The state tests continuously only for sulfur dioxide, nitrogen oxide, carbon monoxide and soot — other pollutants that contribute to the region's dirty-air problems.
Because the plant doesn't burn oil or coal, it isn't required to report its emissions to the Toxics Release Inventory, a federal database that allows citizens to track industrial pollution in their communities.
While the incinerator is equipped with pollution controls, its new owners have been accused repeatedly of violating the same environmental laws as the previous operators. Illinois EPA inspectors have cited the plant four times since 2006 for exceeding limits on sulfur dioxide, nitrogen oxide and carbon monoxide, according to state records.

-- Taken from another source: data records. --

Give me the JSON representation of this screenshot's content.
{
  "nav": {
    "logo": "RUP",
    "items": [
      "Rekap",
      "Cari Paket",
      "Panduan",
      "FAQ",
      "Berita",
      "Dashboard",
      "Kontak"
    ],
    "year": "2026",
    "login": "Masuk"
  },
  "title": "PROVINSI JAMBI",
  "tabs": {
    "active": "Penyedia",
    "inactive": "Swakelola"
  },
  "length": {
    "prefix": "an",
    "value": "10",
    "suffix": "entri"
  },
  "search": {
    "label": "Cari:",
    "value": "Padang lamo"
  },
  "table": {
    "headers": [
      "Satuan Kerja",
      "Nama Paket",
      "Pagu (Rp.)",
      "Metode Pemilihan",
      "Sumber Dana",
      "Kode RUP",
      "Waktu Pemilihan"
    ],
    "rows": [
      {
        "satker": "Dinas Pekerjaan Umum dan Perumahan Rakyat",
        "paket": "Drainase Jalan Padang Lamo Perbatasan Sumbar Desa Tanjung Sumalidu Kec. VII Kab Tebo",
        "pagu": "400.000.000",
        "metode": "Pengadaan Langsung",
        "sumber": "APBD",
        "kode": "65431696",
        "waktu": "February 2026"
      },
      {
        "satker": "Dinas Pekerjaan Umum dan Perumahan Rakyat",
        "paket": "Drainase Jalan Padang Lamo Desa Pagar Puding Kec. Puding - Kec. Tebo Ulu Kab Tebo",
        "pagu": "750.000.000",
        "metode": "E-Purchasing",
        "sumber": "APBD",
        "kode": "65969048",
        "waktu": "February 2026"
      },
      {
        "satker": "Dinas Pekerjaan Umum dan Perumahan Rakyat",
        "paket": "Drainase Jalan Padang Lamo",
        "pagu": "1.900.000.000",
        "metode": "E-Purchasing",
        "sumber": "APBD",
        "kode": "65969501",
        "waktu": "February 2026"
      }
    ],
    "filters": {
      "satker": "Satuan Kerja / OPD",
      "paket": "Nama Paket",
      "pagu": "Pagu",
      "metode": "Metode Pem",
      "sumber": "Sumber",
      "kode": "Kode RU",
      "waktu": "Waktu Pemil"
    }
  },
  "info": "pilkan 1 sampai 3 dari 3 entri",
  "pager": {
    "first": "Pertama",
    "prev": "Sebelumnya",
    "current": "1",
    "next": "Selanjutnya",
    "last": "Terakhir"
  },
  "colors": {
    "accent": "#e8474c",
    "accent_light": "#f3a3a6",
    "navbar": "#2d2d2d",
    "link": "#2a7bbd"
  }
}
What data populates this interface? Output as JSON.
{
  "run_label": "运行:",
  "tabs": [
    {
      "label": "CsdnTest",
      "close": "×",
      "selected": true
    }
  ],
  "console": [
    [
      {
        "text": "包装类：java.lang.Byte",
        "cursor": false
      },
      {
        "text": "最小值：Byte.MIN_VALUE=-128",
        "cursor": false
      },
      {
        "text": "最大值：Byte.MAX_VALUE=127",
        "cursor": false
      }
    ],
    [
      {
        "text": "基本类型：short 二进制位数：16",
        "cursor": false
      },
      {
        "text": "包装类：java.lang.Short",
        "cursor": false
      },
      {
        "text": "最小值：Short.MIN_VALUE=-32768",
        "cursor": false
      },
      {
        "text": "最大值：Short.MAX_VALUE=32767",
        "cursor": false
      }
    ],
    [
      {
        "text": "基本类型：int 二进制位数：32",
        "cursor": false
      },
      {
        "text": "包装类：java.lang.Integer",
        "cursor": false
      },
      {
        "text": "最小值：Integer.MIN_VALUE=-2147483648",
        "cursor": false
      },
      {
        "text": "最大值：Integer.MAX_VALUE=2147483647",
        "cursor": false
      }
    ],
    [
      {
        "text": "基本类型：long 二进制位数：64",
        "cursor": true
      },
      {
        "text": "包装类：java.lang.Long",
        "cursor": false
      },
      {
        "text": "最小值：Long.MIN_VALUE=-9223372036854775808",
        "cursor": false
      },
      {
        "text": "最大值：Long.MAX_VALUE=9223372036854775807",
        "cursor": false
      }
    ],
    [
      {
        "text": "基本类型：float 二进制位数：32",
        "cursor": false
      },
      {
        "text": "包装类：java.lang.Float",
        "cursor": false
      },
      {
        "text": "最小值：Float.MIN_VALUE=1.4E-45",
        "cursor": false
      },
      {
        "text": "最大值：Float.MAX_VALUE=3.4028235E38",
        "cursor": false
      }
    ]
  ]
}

"Those violations speak for themselves," said Keith Harley, a Chicago lawyer who represents a south suburban community group fighting the incinerator.
Company officials did not return telephone calls.
Jobs are scarce in Ford Heights, where the median household income is $17,500, less than a third of the median in Cook County.
Miller has pushed environmental legislation to benefit a controversial polluter in the suburb before. In 2004, Blagojevich vetoed another Miller-sponsored bill after the Tribune reported it would have shielded an illegal Ford Heights dump from EPA inspectors.
Miller and other supporters said the landfill, operated by a businessman facing criminal charges for another illegal dump nearby, would be turned into a ski slope that would draw investment to Ford Heights.